How to revolutionise compliance for your employees
Organisations are investing more heavily in compliance training than ever before. The only problem is, it isn’t working.
The Towards Maturity Solving the Compliance Conundrum report published in 2017 presented some big statistics:
- 98% of senior managers are committed to compliance
- 81% of the workforce are involved in compliance training each year
- 42% of all online training content is compliance-related
Data protection and privacy have overtaken code of conduct as the number one perceived threat. Health and safety is third and equality and diversity is fourth. Other growing concerns are financial crime and cyber crime.
Yet despite the investment in compliance training, it’s failing to change behaviours. According to the study, of those organisations measuring behaviour change post-training, only 27% are succeeding.
As organisations focus on the enormity of today’s compliance issues, and the need to meet regulatory requirements, they’ve unfortunately got the balance way off kilter. They’ve lost sight of the role of the individual. For compliance training to be truly successful, each employee needs to be engaged with it, understand it, and be taught how to apply it to their day-to-day role.
The needs of the regulators must be balanced with the needs of the business, and of each individual learner.
It’s time to get personal
The sheer scale of rolling out compliance training to entire workforces has in many cases led to a ‘one size fits all’ approach.
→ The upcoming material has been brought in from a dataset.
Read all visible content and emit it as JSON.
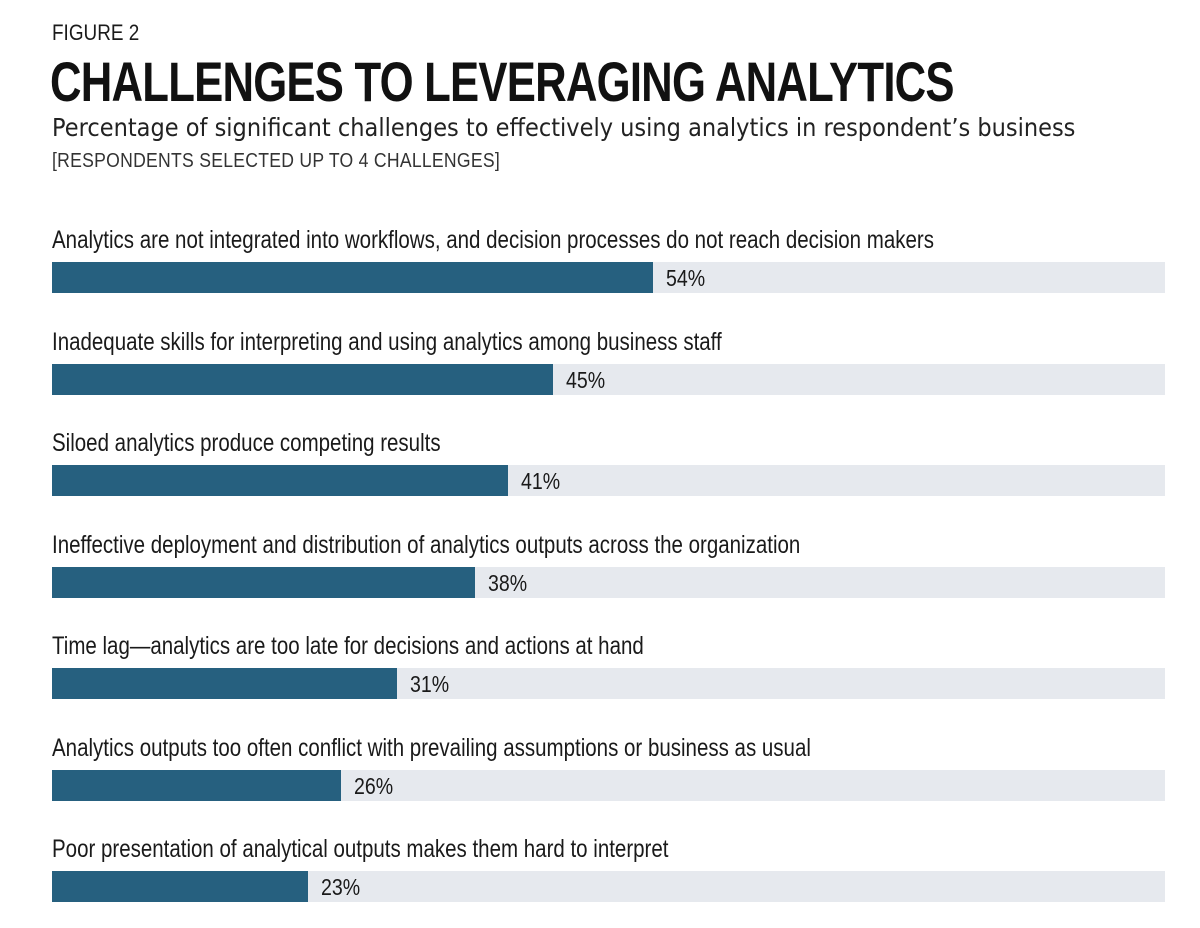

The focus is on scale, with little thought to the needs of the individual, or the organisational culture, so the learning is being delivered to everyone in the exact same way.
The Towards Maturity report points out that this should not be a choice between scale and individual. The challenge is to deliver training that’s individualised and to scale.
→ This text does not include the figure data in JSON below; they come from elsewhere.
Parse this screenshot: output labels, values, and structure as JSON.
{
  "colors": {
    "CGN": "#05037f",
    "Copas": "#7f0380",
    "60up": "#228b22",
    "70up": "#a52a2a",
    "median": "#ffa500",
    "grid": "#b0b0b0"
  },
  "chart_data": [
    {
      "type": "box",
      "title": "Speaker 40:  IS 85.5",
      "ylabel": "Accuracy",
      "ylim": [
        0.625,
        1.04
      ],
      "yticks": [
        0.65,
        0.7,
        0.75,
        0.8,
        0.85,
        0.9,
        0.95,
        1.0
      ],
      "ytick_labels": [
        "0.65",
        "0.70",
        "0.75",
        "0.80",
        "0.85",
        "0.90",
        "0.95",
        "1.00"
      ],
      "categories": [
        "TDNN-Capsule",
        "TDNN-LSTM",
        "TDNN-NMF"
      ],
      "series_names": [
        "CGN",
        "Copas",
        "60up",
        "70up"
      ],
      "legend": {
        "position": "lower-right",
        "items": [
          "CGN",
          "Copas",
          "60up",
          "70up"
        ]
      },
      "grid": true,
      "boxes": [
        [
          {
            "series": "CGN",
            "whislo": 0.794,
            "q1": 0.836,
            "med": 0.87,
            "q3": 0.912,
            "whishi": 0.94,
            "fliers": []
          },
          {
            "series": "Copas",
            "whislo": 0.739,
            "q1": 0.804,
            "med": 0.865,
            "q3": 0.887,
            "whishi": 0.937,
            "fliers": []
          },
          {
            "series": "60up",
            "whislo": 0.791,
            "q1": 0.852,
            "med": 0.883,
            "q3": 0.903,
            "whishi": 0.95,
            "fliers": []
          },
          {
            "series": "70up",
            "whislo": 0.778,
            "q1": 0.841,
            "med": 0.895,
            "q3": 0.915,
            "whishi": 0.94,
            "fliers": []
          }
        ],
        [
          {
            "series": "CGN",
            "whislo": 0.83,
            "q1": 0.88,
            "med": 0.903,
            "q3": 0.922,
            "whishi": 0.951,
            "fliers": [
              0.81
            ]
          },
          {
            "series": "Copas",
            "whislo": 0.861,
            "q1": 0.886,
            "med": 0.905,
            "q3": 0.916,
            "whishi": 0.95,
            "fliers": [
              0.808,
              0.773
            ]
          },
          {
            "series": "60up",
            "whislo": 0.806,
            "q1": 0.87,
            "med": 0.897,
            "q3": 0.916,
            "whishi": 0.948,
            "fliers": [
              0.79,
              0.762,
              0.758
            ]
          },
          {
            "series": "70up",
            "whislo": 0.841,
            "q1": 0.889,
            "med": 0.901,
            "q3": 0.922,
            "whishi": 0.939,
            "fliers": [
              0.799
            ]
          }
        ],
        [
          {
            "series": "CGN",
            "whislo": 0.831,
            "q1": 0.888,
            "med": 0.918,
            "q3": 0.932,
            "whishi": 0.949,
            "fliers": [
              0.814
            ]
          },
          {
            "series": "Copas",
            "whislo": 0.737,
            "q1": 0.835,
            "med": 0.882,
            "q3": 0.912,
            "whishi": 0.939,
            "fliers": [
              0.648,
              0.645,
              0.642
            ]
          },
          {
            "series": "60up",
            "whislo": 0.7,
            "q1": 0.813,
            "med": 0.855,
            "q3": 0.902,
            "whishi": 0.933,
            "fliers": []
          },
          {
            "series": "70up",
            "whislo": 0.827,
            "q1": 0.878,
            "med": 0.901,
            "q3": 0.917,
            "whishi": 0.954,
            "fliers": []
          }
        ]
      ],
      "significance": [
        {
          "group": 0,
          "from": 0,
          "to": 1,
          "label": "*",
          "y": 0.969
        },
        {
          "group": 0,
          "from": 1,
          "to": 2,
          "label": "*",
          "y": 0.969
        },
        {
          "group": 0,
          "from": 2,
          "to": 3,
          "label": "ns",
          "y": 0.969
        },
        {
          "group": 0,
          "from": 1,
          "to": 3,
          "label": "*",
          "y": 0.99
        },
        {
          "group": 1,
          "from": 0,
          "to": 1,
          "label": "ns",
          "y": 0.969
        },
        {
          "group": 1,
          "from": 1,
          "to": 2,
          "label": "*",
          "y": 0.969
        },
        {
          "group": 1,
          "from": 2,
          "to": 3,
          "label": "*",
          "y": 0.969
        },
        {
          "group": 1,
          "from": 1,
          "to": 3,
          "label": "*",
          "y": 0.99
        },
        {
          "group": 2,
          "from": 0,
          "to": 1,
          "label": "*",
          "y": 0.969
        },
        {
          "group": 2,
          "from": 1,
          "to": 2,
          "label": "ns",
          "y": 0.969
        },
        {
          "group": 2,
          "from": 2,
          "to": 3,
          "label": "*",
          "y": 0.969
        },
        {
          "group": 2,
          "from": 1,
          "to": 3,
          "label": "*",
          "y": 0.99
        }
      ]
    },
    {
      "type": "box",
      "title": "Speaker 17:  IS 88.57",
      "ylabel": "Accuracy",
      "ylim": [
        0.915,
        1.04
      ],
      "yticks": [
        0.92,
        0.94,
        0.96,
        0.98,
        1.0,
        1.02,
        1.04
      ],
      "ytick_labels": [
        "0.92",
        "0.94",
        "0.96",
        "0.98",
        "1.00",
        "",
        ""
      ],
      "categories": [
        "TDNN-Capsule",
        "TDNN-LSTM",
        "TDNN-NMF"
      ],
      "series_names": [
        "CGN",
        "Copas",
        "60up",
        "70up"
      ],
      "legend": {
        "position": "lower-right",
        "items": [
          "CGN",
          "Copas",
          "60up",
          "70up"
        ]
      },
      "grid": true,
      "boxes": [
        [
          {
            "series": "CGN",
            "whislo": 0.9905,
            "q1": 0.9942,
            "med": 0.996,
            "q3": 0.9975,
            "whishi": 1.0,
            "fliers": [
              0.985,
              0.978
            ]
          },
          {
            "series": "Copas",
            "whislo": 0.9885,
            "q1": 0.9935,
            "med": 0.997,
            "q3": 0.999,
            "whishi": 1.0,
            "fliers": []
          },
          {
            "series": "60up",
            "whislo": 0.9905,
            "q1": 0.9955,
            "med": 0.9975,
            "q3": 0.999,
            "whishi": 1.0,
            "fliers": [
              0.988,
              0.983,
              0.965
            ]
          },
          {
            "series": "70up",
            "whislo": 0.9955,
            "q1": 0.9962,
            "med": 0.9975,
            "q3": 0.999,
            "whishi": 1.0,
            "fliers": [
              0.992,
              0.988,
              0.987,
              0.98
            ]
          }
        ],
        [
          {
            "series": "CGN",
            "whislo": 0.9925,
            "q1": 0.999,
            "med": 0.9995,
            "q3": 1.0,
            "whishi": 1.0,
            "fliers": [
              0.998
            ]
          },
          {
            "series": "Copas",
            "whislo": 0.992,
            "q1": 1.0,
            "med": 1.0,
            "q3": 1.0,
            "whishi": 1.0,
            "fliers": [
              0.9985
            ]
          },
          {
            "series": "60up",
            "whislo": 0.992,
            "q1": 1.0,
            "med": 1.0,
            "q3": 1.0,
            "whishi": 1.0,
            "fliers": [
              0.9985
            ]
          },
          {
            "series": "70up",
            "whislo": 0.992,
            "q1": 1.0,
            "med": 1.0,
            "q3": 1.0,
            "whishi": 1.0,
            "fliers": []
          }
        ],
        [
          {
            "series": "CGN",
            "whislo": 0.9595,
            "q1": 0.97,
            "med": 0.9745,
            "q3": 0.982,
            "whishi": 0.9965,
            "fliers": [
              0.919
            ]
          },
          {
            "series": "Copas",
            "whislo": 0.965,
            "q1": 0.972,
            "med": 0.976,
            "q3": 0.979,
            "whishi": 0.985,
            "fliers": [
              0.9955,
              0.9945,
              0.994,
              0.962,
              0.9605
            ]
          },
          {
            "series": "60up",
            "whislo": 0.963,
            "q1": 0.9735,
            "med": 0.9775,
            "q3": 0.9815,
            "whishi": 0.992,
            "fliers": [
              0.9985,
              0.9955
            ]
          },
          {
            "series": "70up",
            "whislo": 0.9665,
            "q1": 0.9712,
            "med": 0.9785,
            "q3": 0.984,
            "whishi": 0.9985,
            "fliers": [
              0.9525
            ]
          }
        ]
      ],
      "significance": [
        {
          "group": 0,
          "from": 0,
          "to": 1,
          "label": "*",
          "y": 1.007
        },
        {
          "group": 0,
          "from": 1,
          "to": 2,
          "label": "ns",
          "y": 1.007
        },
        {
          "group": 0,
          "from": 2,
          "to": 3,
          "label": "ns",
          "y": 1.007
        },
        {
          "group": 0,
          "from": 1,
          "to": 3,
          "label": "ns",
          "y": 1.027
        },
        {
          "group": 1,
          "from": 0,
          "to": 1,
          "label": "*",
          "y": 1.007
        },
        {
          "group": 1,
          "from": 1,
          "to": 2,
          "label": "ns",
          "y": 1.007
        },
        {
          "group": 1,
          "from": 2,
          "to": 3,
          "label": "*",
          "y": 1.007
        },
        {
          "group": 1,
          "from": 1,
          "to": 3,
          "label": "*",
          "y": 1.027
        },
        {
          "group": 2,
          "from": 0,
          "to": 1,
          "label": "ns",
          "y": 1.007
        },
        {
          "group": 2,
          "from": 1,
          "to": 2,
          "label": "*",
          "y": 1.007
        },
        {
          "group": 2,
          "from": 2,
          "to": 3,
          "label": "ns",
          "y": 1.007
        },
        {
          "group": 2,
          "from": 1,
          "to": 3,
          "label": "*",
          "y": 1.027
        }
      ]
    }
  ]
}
But that’s not the only challenge. Employees still report being bored by relentlessly dull and irrelevant compliance training that they must do each year. Here are some more stats from the report:
- 60% of organisations say learner engagement is a barrier
- 40% find staff reluctant to repeat compliance training year on year
And this is what employees say about their compliance training:
- Only 66% feel their online learning is relevant to their role
- 35% label the content uninspiring
However, the report goes on to show that compliance training results are much better when the learning is adaptive and where it emphasises user experience and engagement.
Adaptive learning
Adaptive learning builds on personalised learning. The design of personalised learning is based on each individual’s workplace circumstances such as location, department, responsibilities, function and knowledge levels, as measured in a baseline test. It’s 100% relevant.
Adaptive learning adds another layer. Using data-driven algorithms, it evaluates the learner’s progress while they’re doing the learning. It can then adapt the learning path and feedback accordingly by identifying and plugging gaps.
Towards Maturity refers to adaptive learning’s “strong statistical relationship with delivering personalisation and taking a programme to scale” because the learner is no longer “a passive recipient”. They are helping to steer their own learning to maximise its effectiveness and relevance.
User experience and engagement
We all know that compliance training is in desperate need of some TLC. Dull doesn’t work, so let’s ditch it.
Learning design that is creative and focused on measurable behaviour change, will provide a more positive and engaging experience. It will also provide greater levels of success, because employees will not just be completing the training, but will be able to recall it at their point of need within the workplace.
To be effectively compliant and as safe as possible, organisations need to focus on what their people need as individuals.
We’ll leave you with this:
"An empowered organisation is one in which individuals have the knowledge, skill, desire, and opportunity to personally succeed in a way that leads to collective organisational success." – Dr Stephen Covey, business and leadership guru.